Fact: “Bleach actually doesn’t ‘clean’ anything—because it doesn’t remove soil,” says Christian. “It can lighten stains, making things look cleaner, and it kills bacteria, so it’s better as a sanitizer than as a cleaner.”

Kitchen

Myth: Handwashing dishes is better than using a dishwasher.

Fact: If your dishwasher is a decade old, this may be true, but today’s models beat handwashing by a mile. According to the Environmental Protection Agency’s Energy Star website, using a dishwasher that bears the Energy Star label can save some 5,000 gallons of water, more than $40 dollars in energy costs, and 230 hours in personal time over the course of a year vs. handwashing. And because dishwashers heat the water to 140° F, they’ll sanitize the dishes, too.

Myth: Coffee freshens garbage disposers.

Fact: “Coffee grounds may act as a mild abrasive, removing gunk from disposer blades,” says Christian. “But baking soda is a better choice.
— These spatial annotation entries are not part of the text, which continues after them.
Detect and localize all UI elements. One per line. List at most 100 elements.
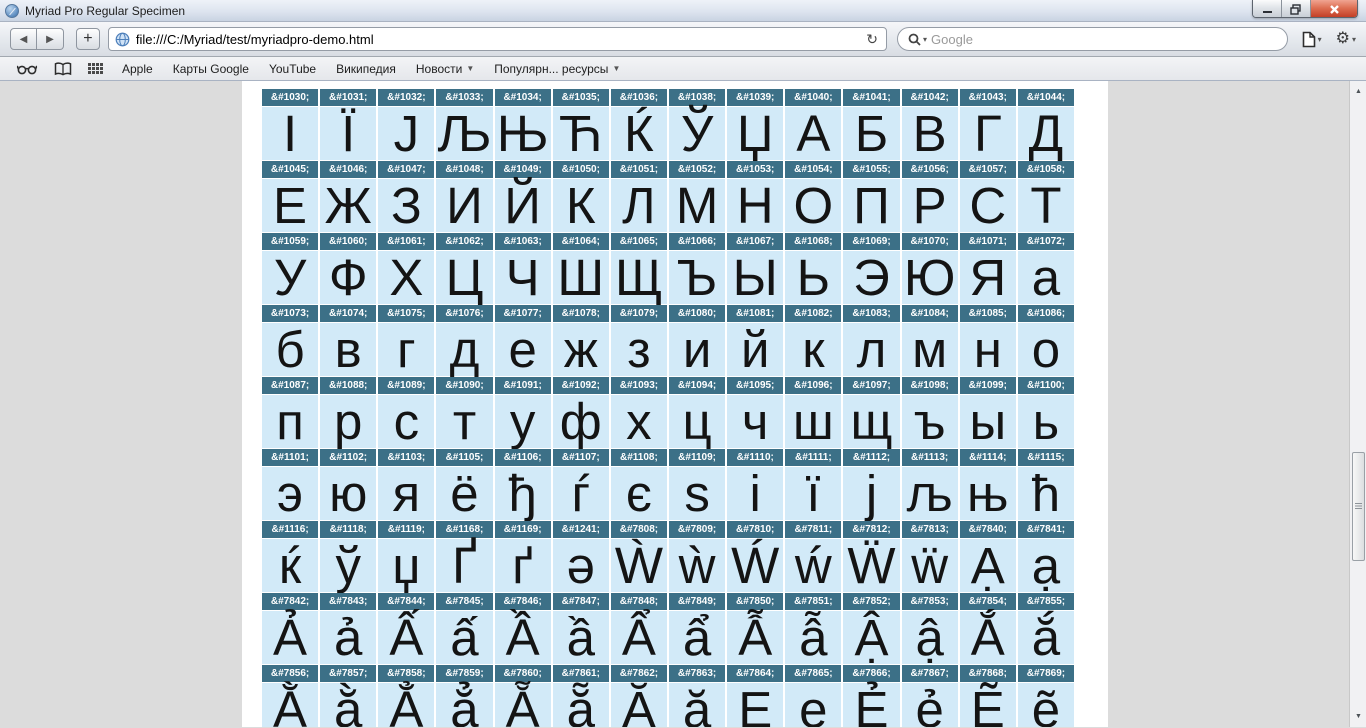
glyph-cell: ẃ xyxy=(785,539,841,592)
bookmark-item-apple[interactable]: Apple xyxy=(112,57,163,80)
glyph-cell: Э xyxy=(843,251,899,304)
eyeglasses-icon xyxy=(16,63,38,75)
bookmark-label: YouTube xyxy=(269,62,316,76)
entity-code-cell: &#7842; xyxy=(262,593,318,610)
entity-code-cell: &#7840; xyxy=(960,521,1016,538)
glyph-cell: ả xyxy=(320,611,376,664)
entity-code-cell: &#1055; xyxy=(843,161,899,178)
entity-code-cell: &#1057; xyxy=(960,161,1016,178)
bookmarks-menu-button[interactable] xyxy=(46,62,80,76)
glyph-cell: н xyxy=(960,323,1016,376)
entity-code-cell: &#7848; xyxy=(611,593,667,610)
glyph-cell: М xyxy=(669,179,725,232)
entity-code-cell: &#1073; xyxy=(262,305,318,322)
entity-code-cell: &#7860; xyxy=(495,665,551,682)
bookmark-folder-novosti[interactable]: Новости ▼ xyxy=(406,57,484,80)
glyph-cell: Ї xyxy=(320,107,376,160)
restore-button[interactable] xyxy=(1282,0,1311,18)
entity-code-cell: &#1097; xyxy=(843,377,899,394)
glyph-cell: Ằ xyxy=(262,683,318,727)
glyph-cell: ж xyxy=(553,323,609,376)
scroll-down-arrow[interactable]: ▼ xyxy=(1350,708,1366,725)
entity-code-cell: &#1080; xyxy=(669,305,725,322)
page-menu-button[interactable]: ▾ xyxy=(1302,31,1322,48)
entity-code-cell: &#1100; xyxy=(1018,377,1074,394)
glyph-cell: с xyxy=(378,395,434,448)
entity-code-cell: &#7812; xyxy=(843,521,899,538)
close-button[interactable] xyxy=(1311,0,1357,18)
bookmark-label: Википедия xyxy=(336,62,396,76)
add-bookmark-button[interactable]: + xyxy=(76,28,100,50)
entity-code-cell: &#7869; xyxy=(1018,665,1074,682)
bookmark-item-youtube[interactable]: YouTube xyxy=(259,57,326,80)
top-sites-button[interactable] xyxy=(80,62,112,75)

It’s also mildly abrasive, and because it’s a base, it will counteract all the smelly acids that we put down the drain.”

Laundry

Myth: Hair spray removes ballpoint-pen ink.

Fact: This may have been true years ago, when hair sprays were formulated with more alcohol (which does remove ink) than they are today, but not anymore. “Today’s hair sprays are full of stiffeners and hardeners that will just make the stain worse,” says Christian. “Just use rubbing alcohol. It’s far less expensive than hairspray and doesn’t include any extra ingredients.”

Editor's Note: This article is adapted from Consumer Reports "How to Clean (Practically) Anything."